A "Hitters" Success

Bill Stanfill was a winner for UGA and the Miami Dolphins

Talk about a glutton for punishment: Consider the case of William Thomas Stanfill, one of the greatest linemen ever for both the University of Georgia and the National Football League’s Miami Dolphins.

While playing with the Dolphins, in 1975, Stanfill sustained a severe neck injury; the next year he strained his neck severely. Later came serious lower back injuries.

Still, Bill Stanfill wanted to play professional football. When the Dolphins’ team physician turned him down, he went to six specialists hoping to get an “OK to play.”

Stanfill was a hitter, and he wanted to hit. But all the specialists agreed if Stanfill’s neck absorbed one more blow it would not only be the end of a pro football career, it would be the end of Bill Stanfill.

Here’s a man who had 60 basketball scholarship offers from Florida to California and six track scholarship offers. Yet if he had to make the choice all over again, he would still pick football. “In a minute,” he says, despite the surgeries his injuries have required since his playing days ended: two hip replacements and three disc fusions.

“I liked to hit people,” Stanfill says. “I never talked trash to anyone, but when I would line up against my foe I would say to myself ‘I am going to whip his a--.’”

And whip it he did, for three years at the University of Georgia (’66-’68) and eight years (’69-’76) with the Dolphins.

You name the accolades and Stanfill has won them. At Georgia, the 6’ 5”, 245-pounder was a three-time All-American defensive tackle, winner of the Outland Trophy, presented to the nation’s most outstanding college lineman; Southeastern Conference Lineman of The Year; All-SEC in each of his three varsity seasons (freshman were ineligible); Academic All-SEC and Academic All-American.

Stanfill was elected captain of the team in his senior season, and won the William K. Jenkins Award as Georgia’s Most Valuable Player and the J.B. Whitworth Award as Georgia’s outstanding lineman. He was named to the 25-year All-SEC team (1961-1985) and the Quarter Century All-SEC team (1950-1974).

But you ain’t read nothin’ yet. With the Dolphins, he was NFL All-Pro four times (1971-’74). He was the leading tackler on the ’72 and ’73 Super Bowl championship teams. He still holds Dolphins’ records for sacks in a career (67.5) and sacks in a season (18.5).

Stanfill grew up in Cairo, Ga., and was a three-sport star at Cairo High School. In football he was state Class AA Lineman of The Year (1964). He was Most Valuable Player in the 1965 State Class AA basketball tournament, won three state AA discus titles and one state AA shot-put title.

Today, Stanfill lives in Albany, where he is part-owner of the Dozier-Stanfill Real Estate Co. He’s seldom in his office, spending most of his time out showing property, mainly farms, timberland and plantations. He covers a 100-mile radius and still finds time to hunt, fish and milk cows. He also owns a 110-unit motel.

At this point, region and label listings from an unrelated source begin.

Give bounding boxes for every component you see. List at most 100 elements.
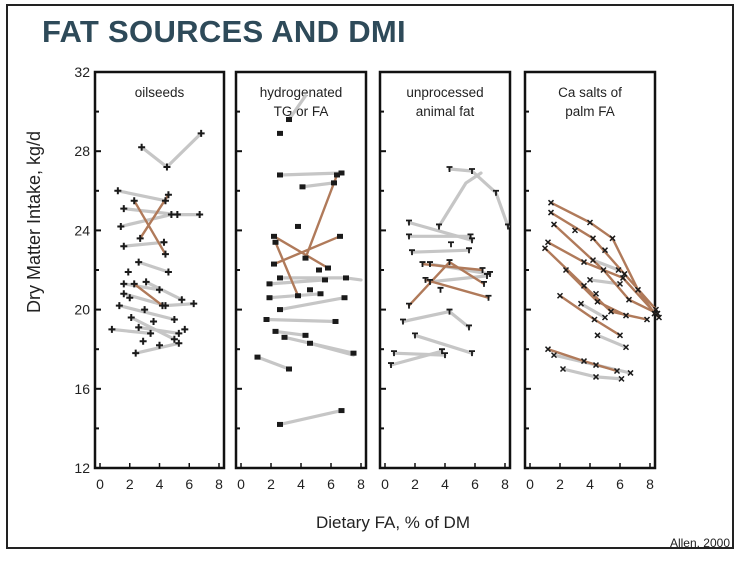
data-point <box>108 325 116 333</box>
data-point <box>158 302 166 310</box>
panel-3-title: animal fat <box>416 104 475 119</box>
gray-trend-line <box>437 171 483 228</box>
data-point <box>544 346 552 353</box>
data-point <box>197 129 205 137</box>
data-point <box>550 221 558 228</box>
data-point <box>479 267 486 273</box>
data-point <box>467 233 474 240</box>
gray-trend-line <box>116 189 167 203</box>
brown-trend-line <box>304 173 339 260</box>
data-point <box>163 163 171 171</box>
data-point <box>652 306 660 313</box>
gray-trend-line <box>264 317 338 324</box>
slide-title: FAT SOURCES AND DMI <box>42 14 406 49</box>
brown-trend-line <box>274 241 300 297</box>
data-point <box>317 291 324 297</box>
data-point <box>173 211 181 219</box>
gray-trend-line <box>447 167 510 228</box>
data-point <box>338 170 345 176</box>
brown-trend-line <box>138 193 170 240</box>
data-point <box>580 259 588 266</box>
data-point <box>277 421 283 427</box>
x-tick-label: 4 <box>586 476 594 492</box>
gray-trend-line <box>122 207 202 217</box>
data-point <box>338 408 345 414</box>
brown-trend-line <box>132 199 167 256</box>
data-point <box>655 314 663 321</box>
data-point <box>132 349 140 357</box>
data-point <box>266 295 273 301</box>
data-point <box>427 261 433 268</box>
data-point <box>164 268 172 276</box>
gray-trend-line <box>591 258 621 272</box>
y-tick-label: 28 <box>74 143 90 159</box>
data-point <box>481 280 487 287</box>
data-point <box>437 286 444 293</box>
data-point <box>271 233 277 239</box>
data-point <box>295 293 301 299</box>
data-point <box>592 362 600 369</box>
data-point <box>156 286 163 294</box>
data-point <box>161 197 169 205</box>
data-point <box>120 290 128 298</box>
data-point <box>190 300 198 308</box>
x-tick-label: 2 <box>267 476 275 492</box>
gray-trend-line <box>392 351 447 357</box>
data-point <box>589 235 597 242</box>
data-point <box>164 191 172 199</box>
data-point <box>178 296 186 304</box>
data-point <box>592 290 600 297</box>
gray-trend-line <box>413 333 474 355</box>
data-point <box>577 300 585 307</box>
data-point <box>591 316 598 323</box>
data-point <box>325 265 331 271</box>
data-point <box>406 219 412 226</box>
panel-2-title: TG or FA <box>274 104 329 119</box>
data-point <box>136 234 144 242</box>
data-point <box>170 316 178 323</box>
slide-frame <box>6 4 734 549</box>
data-point <box>592 373 600 380</box>
data-point <box>127 314 135 322</box>
x-tick-label: 4 <box>297 476 305 492</box>
data-point <box>615 266 622 274</box>
data-point <box>277 307 283 313</box>
gray-trend-line <box>134 341 181 355</box>
gray-trend-line <box>428 274 489 284</box>
data-point <box>609 235 616 242</box>
data-point <box>272 328 279 334</box>
data-point <box>120 205 128 213</box>
data-point <box>141 306 149 314</box>
data-point <box>331 180 337 186</box>
data-point <box>263 317 270 322</box>
x-tick-label: 0 <box>526 476 534 492</box>
data-point <box>625 296 633 303</box>
data-point <box>147 329 155 337</box>
gray-trend-line <box>410 248 471 254</box>
data-point <box>485 294 492 301</box>
gray-trend-line <box>278 296 347 312</box>
data-point <box>627 369 634 376</box>
data-point <box>302 332 309 338</box>
brown-trend-line <box>543 246 649 321</box>
data-point <box>469 168 475 174</box>
data-point <box>594 298 601 305</box>
x-tick-label: 2 <box>126 476 134 492</box>
gray-trend-line <box>267 278 327 286</box>
source-credit: Allen, 2000 <box>669 536 730 550</box>
data-point <box>277 172 283 178</box>
x-axis-label: Dietary FA, % of DM <box>316 513 470 532</box>
y-axis-label: Dry Matter Intake, kg/d <box>24 131 44 313</box>
x-tick-label: 0 <box>381 476 389 492</box>
data-point <box>334 172 340 178</box>
data-point <box>586 219 594 226</box>
y-tick-label: 24 <box>74 222 90 238</box>
data-point <box>643 316 651 323</box>
data-point <box>337 233 343 239</box>
x-tick-label: 0 <box>96 476 104 492</box>
data-point <box>254 354 261 360</box>
data-point <box>505 223 511 230</box>
data-point <box>139 337 147 345</box>
data-point <box>120 280 128 288</box>
data-point <box>316 267 322 273</box>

Stanfill credits his athletic and business success to his coaches, going back to high school, where he played for West Thomas and Tommy Taylor and then, in college, Vince Dooley and Erk Russell and, finally, the Dolphins’ Don Shula and Bill Arnsparger.

Says Coach Dooley, “He is one of the greatest, if not the greatest to play the game.”

Besides his coaches, Bill credits his mother, the late Muriel Stanfill, for his success. “She made it clear to me that I would stay on the straight and narrow path and do my best at all times or else I would get my butt whipped.”

Stanfill is married to the former Gail Dozier. He has two sons, Stan and Jake, from a former marriage. Bill and Gail have two children, Kristin, 27 and Scott, 25.

If you drive through Cairo on Highway 84, you will be driving on the Bill Stanfill Highway, so designated by the Georgia General Assembly.